Yom Hashoah

Nathalie Ohana
2 min readMay 9, 2022

Je n’écris jamais de manière préméditée. J’écris sous le coup d’une humeur, d’une photo.

De cette photo.

Hier soir, en Israël, on a écouté les histoires des survivants de la Shoah sur toutes les ondes du pays. Aujourd’hui est un jour de deuil, les magasins sont fermés, le pays est à l’arrêt. A 10 heures ce matin retentira la sirène. Dans toutes les écoles du pays se tiennent des cérémonies du souvenir.

A l’âge de douze ans, l’allemand est devenu ma première langue étrangère. Moi, l’enfant de parents nés en Afrique du Nord, à qui on ne voulait rien raconter des grands drames de l’histoire, j’ai plongé dans ce bain là. Peut être pour les défier. Derrière le silence de mes parents sur la Shoah, j’ai voulu explorer seule. Ma lanterne pour comprendre l’incompréhensible était l’allemand, l’apprendre était au début un jeu, c’est devenu une addiction. Plus cette langue m’était difficile, inaccessible, plus je voulais la maîtriser. Elle était comme la matière qui résiste à la forme que le sculpteur veut lui donner. Grâce à elle, je suis entrée dans l’Histoire en version originale, je voulais aller à l’essentiel, sans intermédiaire.

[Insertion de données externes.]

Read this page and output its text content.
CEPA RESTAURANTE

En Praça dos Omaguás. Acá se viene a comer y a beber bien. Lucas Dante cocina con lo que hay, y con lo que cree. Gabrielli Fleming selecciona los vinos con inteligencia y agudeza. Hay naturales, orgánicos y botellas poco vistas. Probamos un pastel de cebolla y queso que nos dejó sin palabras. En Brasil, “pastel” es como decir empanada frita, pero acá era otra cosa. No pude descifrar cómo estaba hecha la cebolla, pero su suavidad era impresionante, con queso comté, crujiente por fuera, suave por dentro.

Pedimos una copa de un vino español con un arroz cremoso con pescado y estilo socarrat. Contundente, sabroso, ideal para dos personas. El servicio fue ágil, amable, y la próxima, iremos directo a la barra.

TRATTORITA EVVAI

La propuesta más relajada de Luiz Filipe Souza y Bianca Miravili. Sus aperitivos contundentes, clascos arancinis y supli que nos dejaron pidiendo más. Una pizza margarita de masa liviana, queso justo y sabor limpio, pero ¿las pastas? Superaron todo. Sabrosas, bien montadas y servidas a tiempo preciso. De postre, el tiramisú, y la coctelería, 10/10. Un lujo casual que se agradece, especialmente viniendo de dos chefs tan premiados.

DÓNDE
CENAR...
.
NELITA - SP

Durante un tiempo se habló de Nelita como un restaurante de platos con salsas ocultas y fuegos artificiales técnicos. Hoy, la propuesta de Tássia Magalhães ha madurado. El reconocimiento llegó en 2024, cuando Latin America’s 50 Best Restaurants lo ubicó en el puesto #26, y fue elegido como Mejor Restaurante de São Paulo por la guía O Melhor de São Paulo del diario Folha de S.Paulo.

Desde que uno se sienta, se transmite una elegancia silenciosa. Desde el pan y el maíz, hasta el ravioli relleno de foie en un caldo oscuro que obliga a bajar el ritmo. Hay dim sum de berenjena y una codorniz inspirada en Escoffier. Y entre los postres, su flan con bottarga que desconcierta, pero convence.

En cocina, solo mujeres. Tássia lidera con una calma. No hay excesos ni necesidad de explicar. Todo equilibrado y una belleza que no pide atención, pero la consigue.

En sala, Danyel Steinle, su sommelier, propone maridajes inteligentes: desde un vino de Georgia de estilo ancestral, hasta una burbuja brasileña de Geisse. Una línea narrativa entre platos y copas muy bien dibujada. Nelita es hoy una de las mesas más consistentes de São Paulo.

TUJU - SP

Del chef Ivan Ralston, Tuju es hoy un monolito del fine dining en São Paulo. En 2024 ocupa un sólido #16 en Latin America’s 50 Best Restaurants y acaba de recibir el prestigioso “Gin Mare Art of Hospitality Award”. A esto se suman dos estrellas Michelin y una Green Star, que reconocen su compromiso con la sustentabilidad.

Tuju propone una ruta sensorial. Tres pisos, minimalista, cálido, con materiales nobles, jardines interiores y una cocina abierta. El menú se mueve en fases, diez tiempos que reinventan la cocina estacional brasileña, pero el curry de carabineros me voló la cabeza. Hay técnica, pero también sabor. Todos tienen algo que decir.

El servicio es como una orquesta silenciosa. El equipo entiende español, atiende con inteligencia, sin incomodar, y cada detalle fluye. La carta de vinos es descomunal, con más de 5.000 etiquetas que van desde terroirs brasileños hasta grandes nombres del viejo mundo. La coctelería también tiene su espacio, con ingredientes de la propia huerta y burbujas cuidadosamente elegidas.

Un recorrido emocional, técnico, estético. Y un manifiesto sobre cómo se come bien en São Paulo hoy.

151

Un jour de septembre, je me suis retrouvée sur les bancs de la fac en licence d’allemand. Poliment, je me suis levée en me disant qu’une fois de plus, je poussais le bouchon trop loin. Mais cette langue ne m’a jamais quittée. Elle m’a permis de travailler, de voyager, de vivre à Berlin et même d’aimer la philosophie. Elle est devenue l’étranger qui vit en moi. Elle était la part bizarre et excentrique qui faisait froncer les sourcils de ma mère quand elle m’entendait la parler. Elle permettait à mon côté rigide et précis de s’exprimer. Elle m’a donné le goût de la littérature viennoise et m’a permis de continuer de vivre dans “le monde d’hier”.

Aujourd’hui, je crois pouvoir mettre des mots sur cet attrait. Je crois que très jeune, j’ai voulu m’approcher au plus près du mal. Comme celui qui s’approche le plus au bord du précipice pour regarder l’ampleur du danger. Pendant mes années étudiantes à Berlin, je me suis aventurée dans des chemins parfois périlleux, j’ai interrogé, j’ai voulu savoir ce que l’homme de la rue pensait de tout ça. J’ai pris le risque d’entendre des choses que je n’aurais jamais voulu savoir.

Je réalise aujourd’hui que depuis des années, je tiens Yom Hashoah à distance. A force de m’être trop approchée du gouffre, je ressens à présent le besoin de me protéger.

L’hébreu a peu à peu effacé l’allemand dans mon cerveau. Comme s’il n’y avait pas de place pour les deux, comme s’il fallait choisir. Avec le temps, elles cohabiteront en moi, comme cohabitent en harmonie toutes mes dualités, tous mes paradoxes.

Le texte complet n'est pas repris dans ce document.